Блок разговаривал с мамой, которая была в молодости очень остроумной и живой собеседницей, любившей поспорить, пусть зачастую и очень парадоксально. Блок говорил о своих чтениях, о взглядах на искусство, о том новом, что зарождалось и в живописи, и в литературе. Мама с азартом спорила. Я сидела и молчала, и знала, что все им говорится для меня, что убеждает он меня, что вводит в этот открывшийся ему и любимый мир – меня. Это за чайным столом, в столовой. Потом уходили в гостиную, и Блок мелодекламировал «В стране лучей» А. <Н.> Толстого под «Quasi una fantasia»[12] или еще что-нибудь из того, что было в грудах нот, которые мама всегда покупала.
Мне теперь нравилась его наружность. Отсутствие напряженности, надуманности в лице приближало черты к статуарности, глаза темнели от сосредоточенности и мысли. Прекрасно сшитый военным портным студенческий сюртук красивым, стройным силуэтом условных, жестких линий вырисовывался в свете лампы у рояля, в то время как Блок читал, положив одну руку на золотой стул, заваленный нотами, другую – за борт сюртука. Только, конечно, не так ясно и отчетливо все это было передо мной, как теперь. Теперь я научилась остро смотреть на все окружающее меня – и предметы, и людей, и природу. Так же отчетливо вижу и в прошлом. Тогда все было в дымке. Вечно перед глазами какой-то «романтический туман». Тем более Блок и окружающие его предметы и пространство. Он волновал и тревожил меня; в упор его рассматривать я не решалась и не могла.

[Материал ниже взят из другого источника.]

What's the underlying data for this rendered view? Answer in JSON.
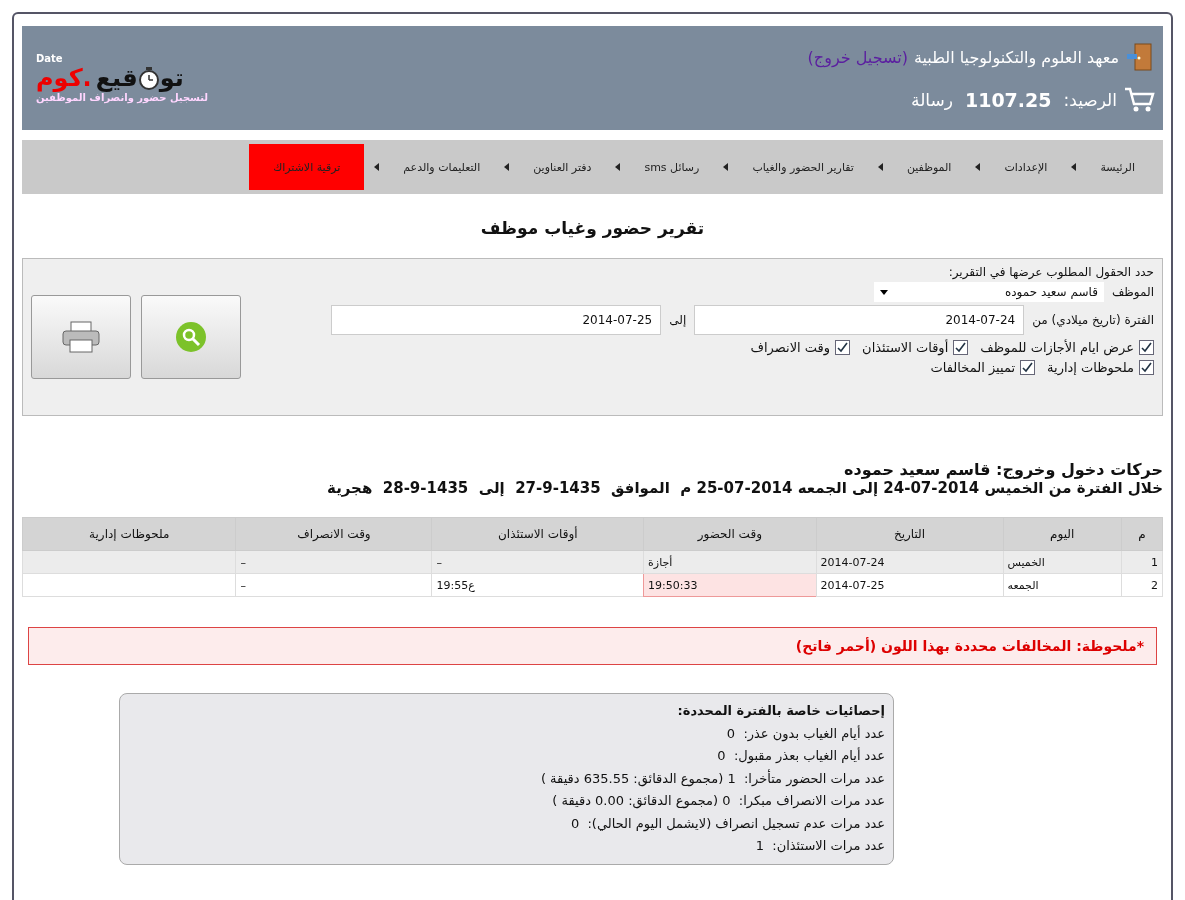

Это ведь и есть то кольцо огней и клубящихся паров вокруг Брунгильды, которое потом было так понятно на спектаклях Мариинского театра. Ведь они не только защищают валькирию, но и она отделена ими от мира и от своего героя, видит его сквозь эту огненно-туманную завесу.
В те вечера я сидела в другом конце гостиной на диване, в полутьме стоячей лампы. Дома я бывала одета в черную суконную юбку и шелковую светлую блузку, из привезенных из Парижа. Прическу носила высокую – волосы завиты, лежат тяжелым ореолом вокруг лица и скручены на макушке в тугой узел. Я очень любила духи – более, чем полагалось барышне. В то время у меня были очень крепкие «Coeur de Jeannette»[13]. Была по-прежнему молчалива, болтать так и не выучилась, а говорить любила всю жизнь только вдвоем, не в обществе.
В это время собеседниками для серьезных разговоров были у меня брат мой Ваня, его друг Розвадовский и особенно его сестра Маня, учившаяся в ту зиму живописи у Щербиновского, очень в вопросах искусства подвинутая. В разговорах с ней я научилась многому, от нее узнала Бодлера (почему-то «Une Charogne»[14]), но особенно научилась более серьезному подходу к живописи, чем царившее дома передвижничество, впрочем, давно инстинктивно мне чуждое.
Живописи я много насмотрелась в Париже, вплоть до крайностей скандинавских «символистов», очень упрощавших задание, сводивших его к сухой умственной формуле, но помогавших оторваться от веры в элементарные, бытовые формы. Что я читала в эту зиму, я точно не помню. Русская литература была с жадностью вся проглочена еще в гимназии. Кажется, в эту зиму все читали «Так говорил Заратустра». Думаю, что в эту зиму я и читала французов, для гимназистки запретный плод: Мопассан, Бурже, Золя, Лоти, Доде, Марсель Прево, за которого хваталась с жадностью, как за приоткрывавшего по-прежнему неведомые «тайны жизни». Но вот уж верная-то истина: «чистому все чисто».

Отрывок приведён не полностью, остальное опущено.